Si nous examinons tous les prédicats possibles, non pas au point de vue logique, mais au point de vue transcendental, c’est-à-dire quant à leur contenu, nous trouvons que par quelques-uns d’entr’eux un être est représenté, et par d’autres un simple non-être. La négation logique, qui est simplement désignée par le petit mot non, ne s’applique jamais proprement à un concept, mais seulement au rapport d’un concept à un autre dans le jugement, et par conséquent elle est bien loin de suffire pour désigner un concept par rapport à son contenu. L’expression non-mortel ne peut faire connaître qu’un simple non-être est représenté par là dans l’objet, mais elle laisse de côté toute matière. Une négation transcendentale au contraire signifie le non-être en soi, auquel est opposée l’affirmation transcendentale, laquelle est quelque chose dont le concept en soi exprime déjà un être et par conséquent s’appelle réalité 1[1], parce que c’est par elle seule que les objets sont quelque chose (des choses) et cela dans toute l’étendue de sa sphère, tandis que la négation opposée désigne simplement un manque, et que là où elle est simplement conçue, on se représente toute chose comme supprimée.

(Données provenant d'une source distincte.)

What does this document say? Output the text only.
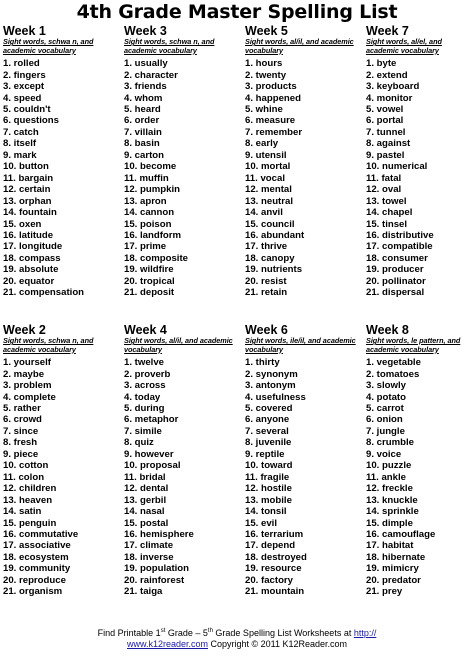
4th Grade Master Spelling List
Week 1

Sight words, schwa n, and academic vocabulary

1. rolled
2. fingers
3. except
4. speed
5. couldn't
6. questions
7. catch
8. itself
9. mark
10. button
11. bargain
12. certain
13. orphan
14. fountain
15. oxen
16. latitude
17. longitude
18. compass
19. absolute
20. equator
21. compensation
Week 3

Sight words, schwa n, and academic vocabulary

1. usually
2. character
3. friends
4. whom
5. heard
6. order
7. villain
8. basin
9. carton
10. become
11. muffin
12. pumpkin
13. apron
14. cannon
15. poison
16. landform
17. prime
18. composite
19. wildfire
20. tropical
21. deposit
Week 5

Sight words, al/il, and academic vocabulary

1. hours
2. twenty
3. products
4. happened
5. whine
6. measure
7. remember
8. early
9. utensil
10. mortal
11. vocal
12. mental
13. neutral
14. anvil
15. council
16. abundant
17. thrive
18. canopy
19. nutrients
20. resist
21. retain
Week 7

Sight words, al/el, and academic vocabulary

1. byte
2. extend
3. keyboard
4. monitor
5. vowel
6. portal
7. tunnel
8. against
9. pastel
10. numerical
11. fatal
12. oval
13. towel
14. chapel
15. tinsel
16. distributive
17. compatible
18. consumer
19. producer
20. pollinator
21. dispersal
Week 2

Sight words, schwa n, and academic vocabulary

1. yourself
2. maybe
3. problem
4. complete
5. rather
6. crowd
7. since
8. fresh
9. piece
10. cotton
11. colon
12. children
13. heaven
14. satin
15. penguin
16. commutative
17. associative
18. ecosystem
19. community
20. reproduce
21. organism
Week 4

Sight words, al/il, and academic vocabulary

1. twelve
2. proverb
3. across
4. today
5. during
6. metaphor
7. simile
8. quiz
9. however
10. proposal
11. bridal
12. dental
13. gerbil
14. nasal
15. postal
16. hemisphere
17. climate
18. inverse
19. population
20. rainforest
21. taiga
Week 6

Sight words, ile/il, and academic vocabulary

1. thirty
2. synonym
3. antonym
4. usefulness
5. covered
6. anyone
7. several
8. juvenile
9. reptile
10. toward
11. fragile
12. hostile
13. mobile
14. tonsil
15. evil
16. terrarium
17. depend
18. destroyed
19. resource
20. factory
21. mountain
Week 8

Sight words, le pattern, and academic vocabulary

1. vegetable
2. tomatoes
3. slowly
4. potato
5. carrot
6. onion
7. jungle
8. crumble
9. voice
10. puzzle
11. ankle
12. freckle
13. knuckle
14. sprinkle
15. dimple
16. camouflage
17. habitat
18. hibernate
19. mimicry
20. predator
21. prey
Find Printable 1st Grade – 5th Grade Spelling List Worksheets at http://
www.k12reader.com Copyright © 2011 K12Reader.com
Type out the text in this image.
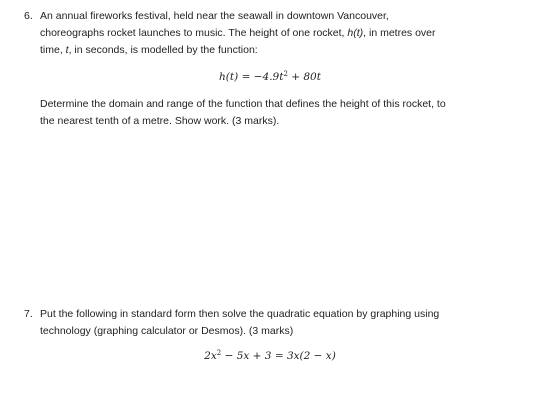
6. An annual fireworks festival, held near the seawall in downtown Vancouver,
choreographs rocket launches to music. The height of one rocket, h(t), in metres over
time, t, in seconds, is modelled by the function:

$h(t) = -4.9t^2 + 80t$

Determine the domain and range of the function that defines the height of this rocket, to
the nearest tenth of a metre. Show work. (3 marks).

7. Put the following in standard form then solve the quadratic equation by graphing using
technology (graphing calculator or Desmos). (3 marks)

$2x^2 - 5x + 3 = 3x(2 - x)$
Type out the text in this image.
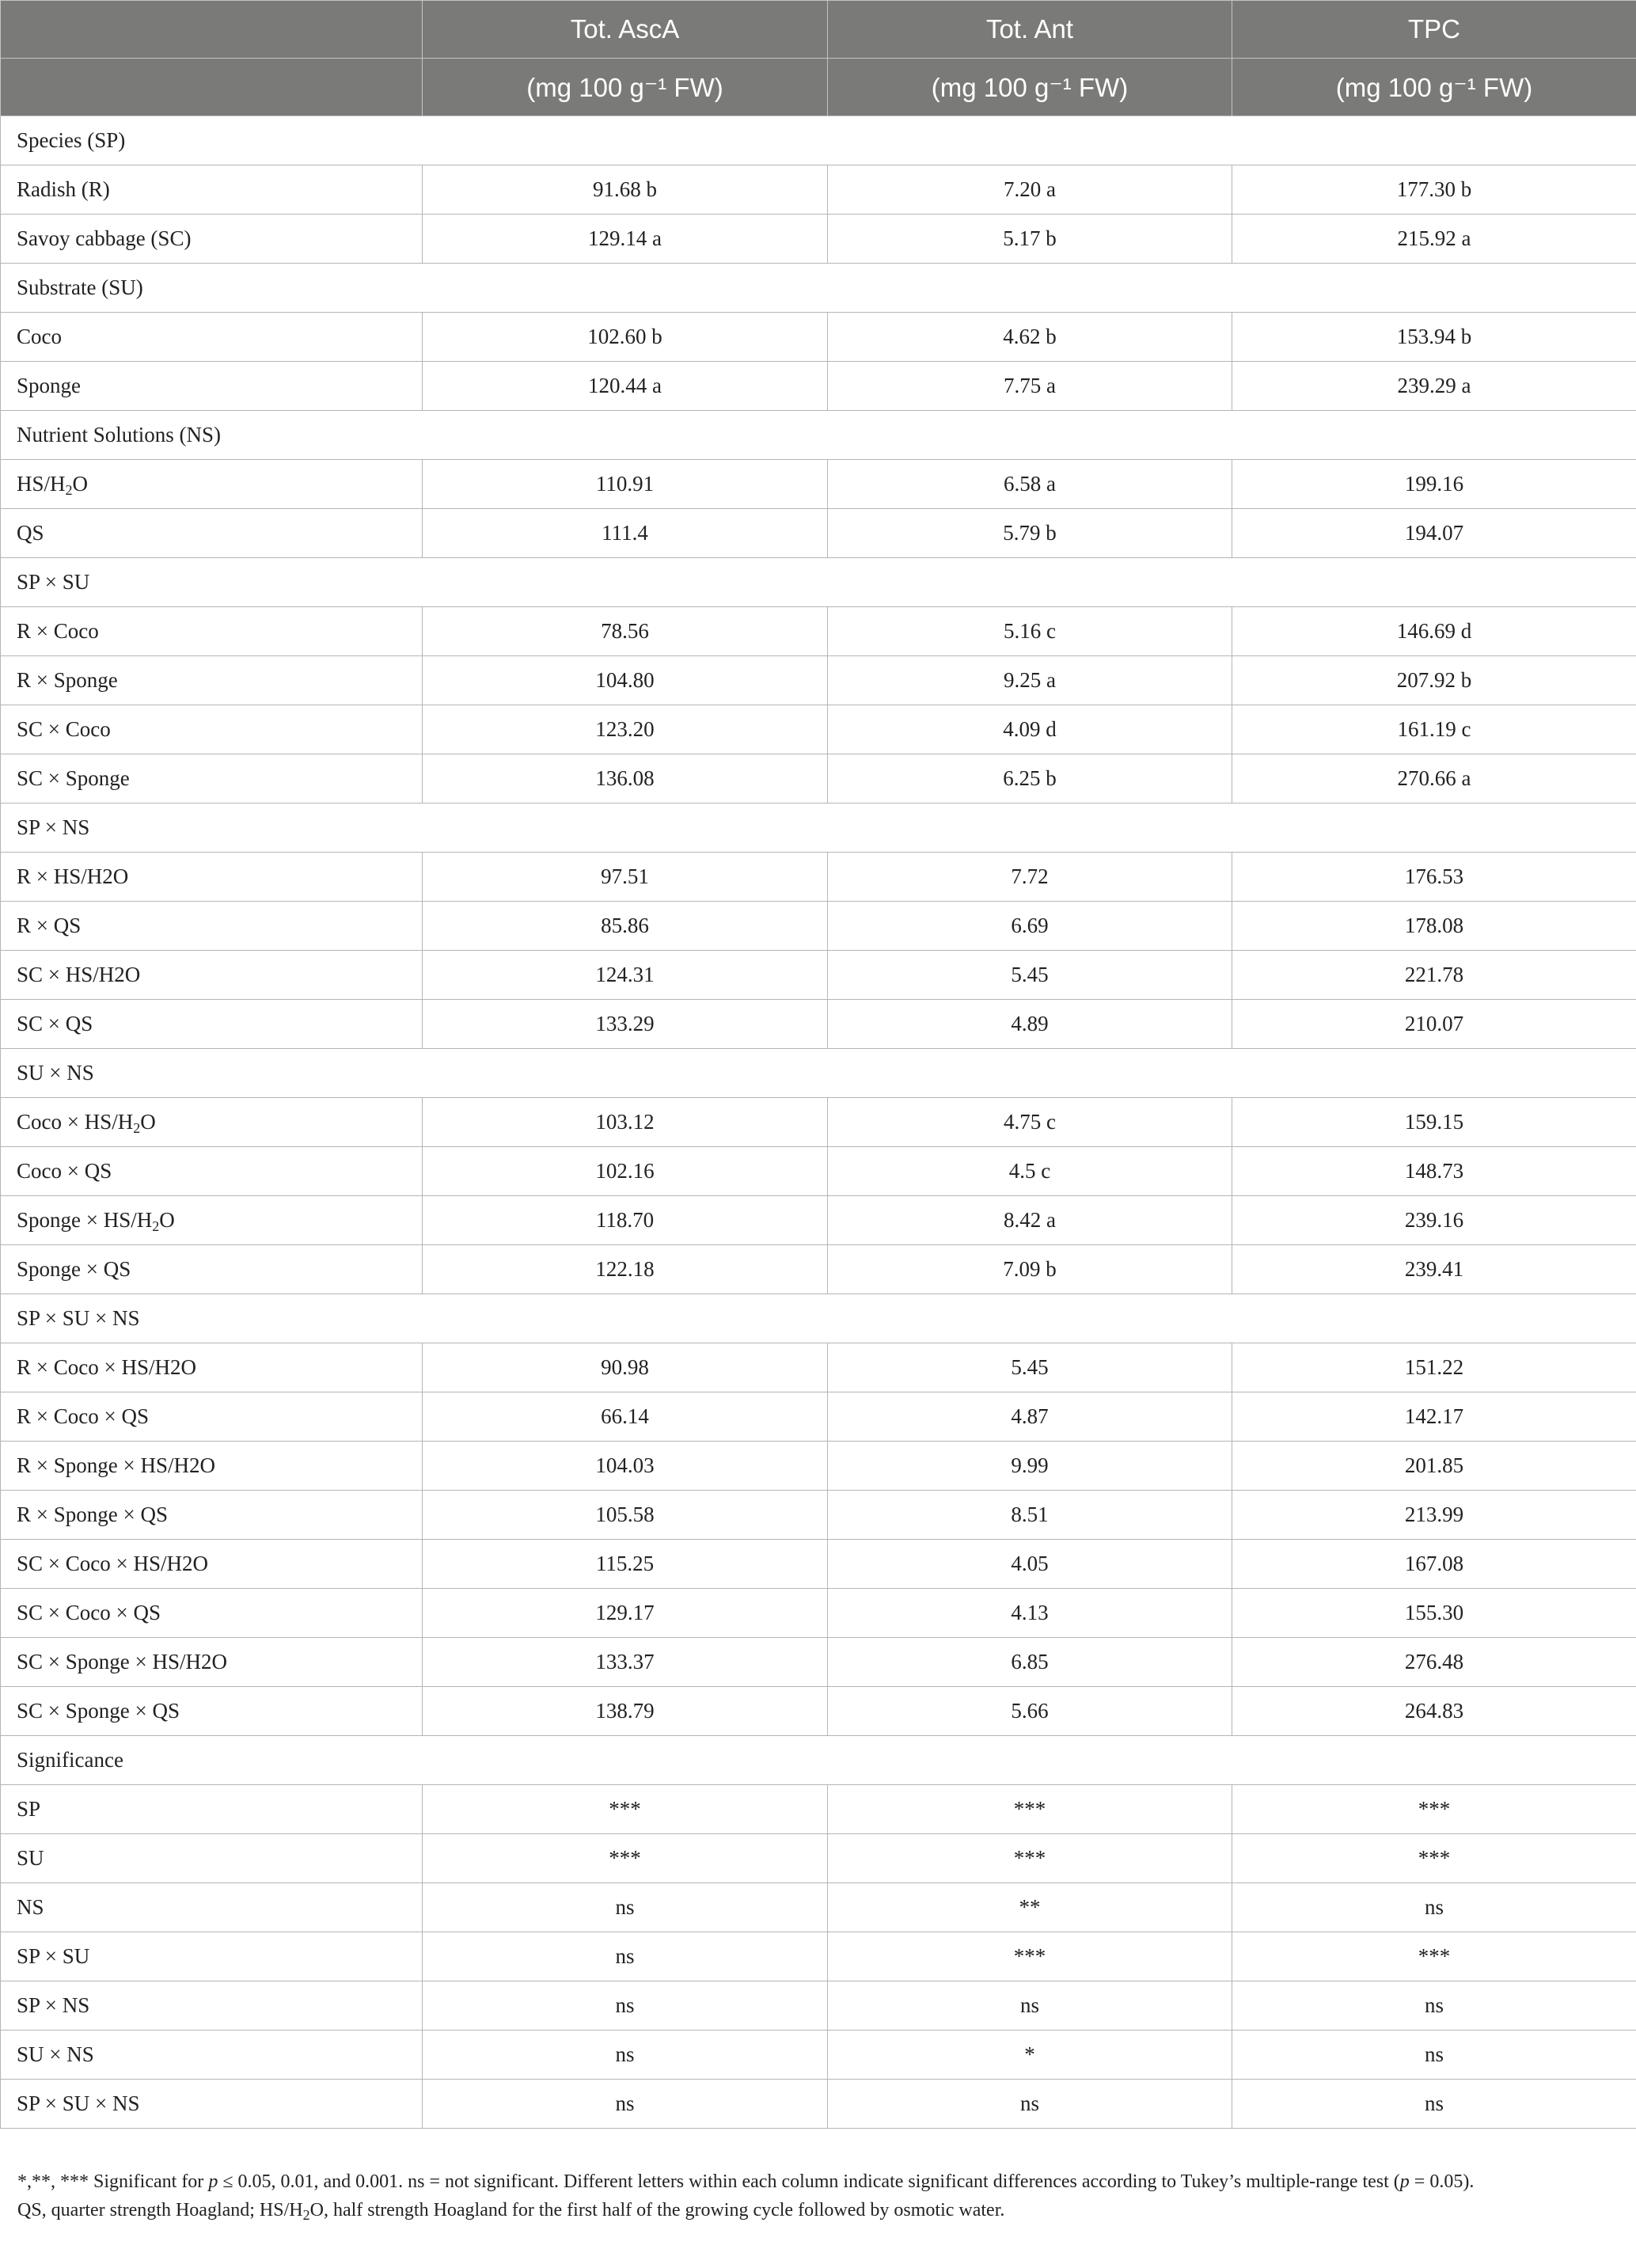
	Tot. AscA	Tot. Ant	TPC
	(mg 100 g⁻¹ FW)	(mg 100 g⁻¹ FW)	(mg 100 g⁻¹ FW)
Species (SP)			
Radish (R)	91.68 b	7.20 a	177.30 b
Savoy cabbage (SC)	129.14 a	5.17 b	215.92 a
Substrate (SU)			
Coco	102.60 b	4.62 b	153.94 b
Sponge	120.44 a	7.75 a	239.29 a
Nutrient Solutions (NS)			
HS/H2O	110.91	6.58 a	199.16
QS	111.4	5.79 b	194.07
SP × SU			
R × Coco	78.56	5.16 c	146.69 d
R × Sponge	104.80	9.25 a	207.92 b
SC × Coco	123.20	4.09 d	161.19 c
SC × Sponge	136.08	6.25 b	270.66 a
SP × NS			
R × HS/H2O	97.51	7.72	176.53
R × QS	85.86	6.69	178.08
SC × HS/H2O	124.31	5.45	221.78
SC × QS	133.29	4.89	210.07
SU × NS			
Coco × HS/H2O	103.12	4.75 c	159.15
Coco × QS	102.16	4.5 c	148.73
Sponge × HS/H2O	118.70	8.42 a	239.16
Sponge × QS	122.18	7.09 b	239.41
SP × SU × NS			
R × Coco × HS/H2O	90.98	5.45	151.22
R × Coco × QS	66.14	4.87	142.17
R × Sponge × HS/H2O	104.03	9.99	201.85
R × Sponge × QS	105.58	8.51	213.99
SC × Coco × HS/H2O	115.25	4.05	167.08
SC × Coco × QS	129.17	4.13	155.30
SC × Sponge × HS/H2O	133.37	6.85	276.48
SC × Sponge × QS	138.79	5.66	264.83
Significance			
SP	***	***	***
SU	***	***	***
NS	ns	**	ns
SP × SU	ns	***	***
SP × NS	ns	ns	ns
SU × NS	ns	*	ns
SP × SU × NS	ns	ns	ns

*,**, *** Significant for p ≤ 0.05, 0.01, and 0.001. ns = not significant. Different letters within each column indicate significant differences according to Tukey’s multiple-range test (p = 0.05).

QS, quarter strength Hoagland; $HS/H_2O$, half strength Hoagland for the first half of the growing cycle followed by osmotic water.
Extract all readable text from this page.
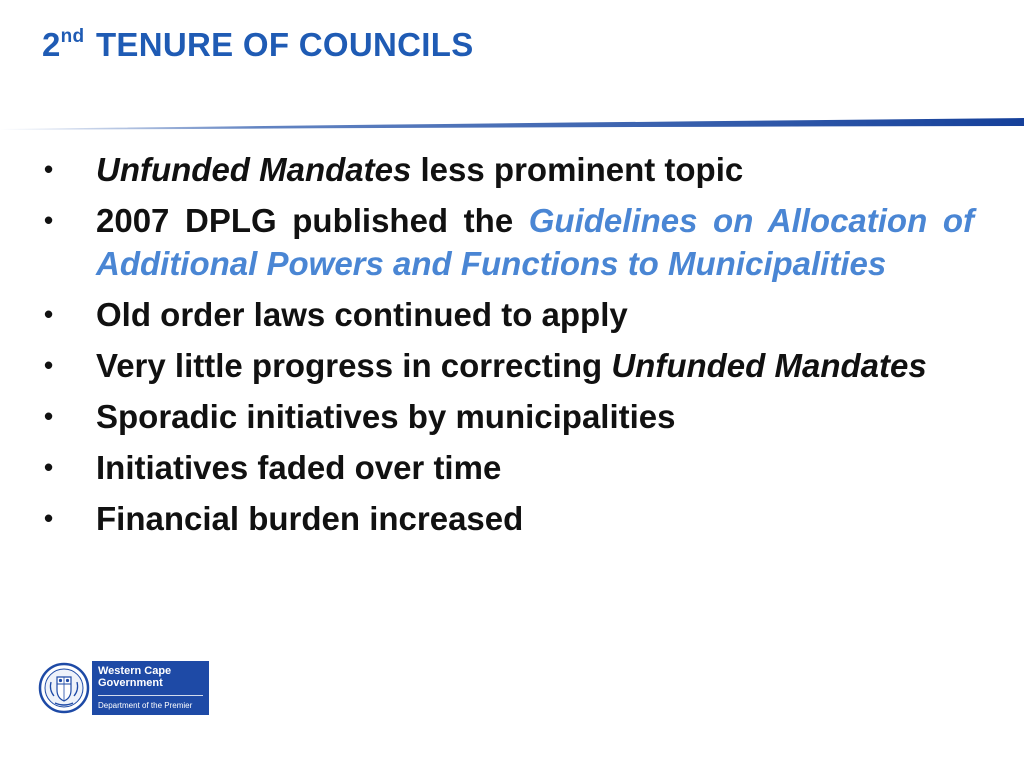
2nd TENURE OF COUNCILS
• Unfunded Mandates less prominent topic
• 2007 DPLG published the Guidelines on Allocation of Additional Powers and Functions to Municipalities
• Old order laws continued to apply
• Very little progress in correcting Unfunded Mandates
• Sporadic initiatives by municipalities
• Initiatives faded over time
• Financial burden increased
Western Cape
Government
Department of the Premier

Or personne ne peut concevoir une négation d’une manière déterminée sans prendre pour fondement l’affirmation opposée. L’aveugle-né ne peut se faire la moindre représentation de l’obscurité, parce qu’il n’en a aucune de la lumière ; le sauvage ne peut avoir aucune idée de la misère, parce qu’il ne connaît pas l’opulence. L’igno-

  1. 1 Realität (Sachheit).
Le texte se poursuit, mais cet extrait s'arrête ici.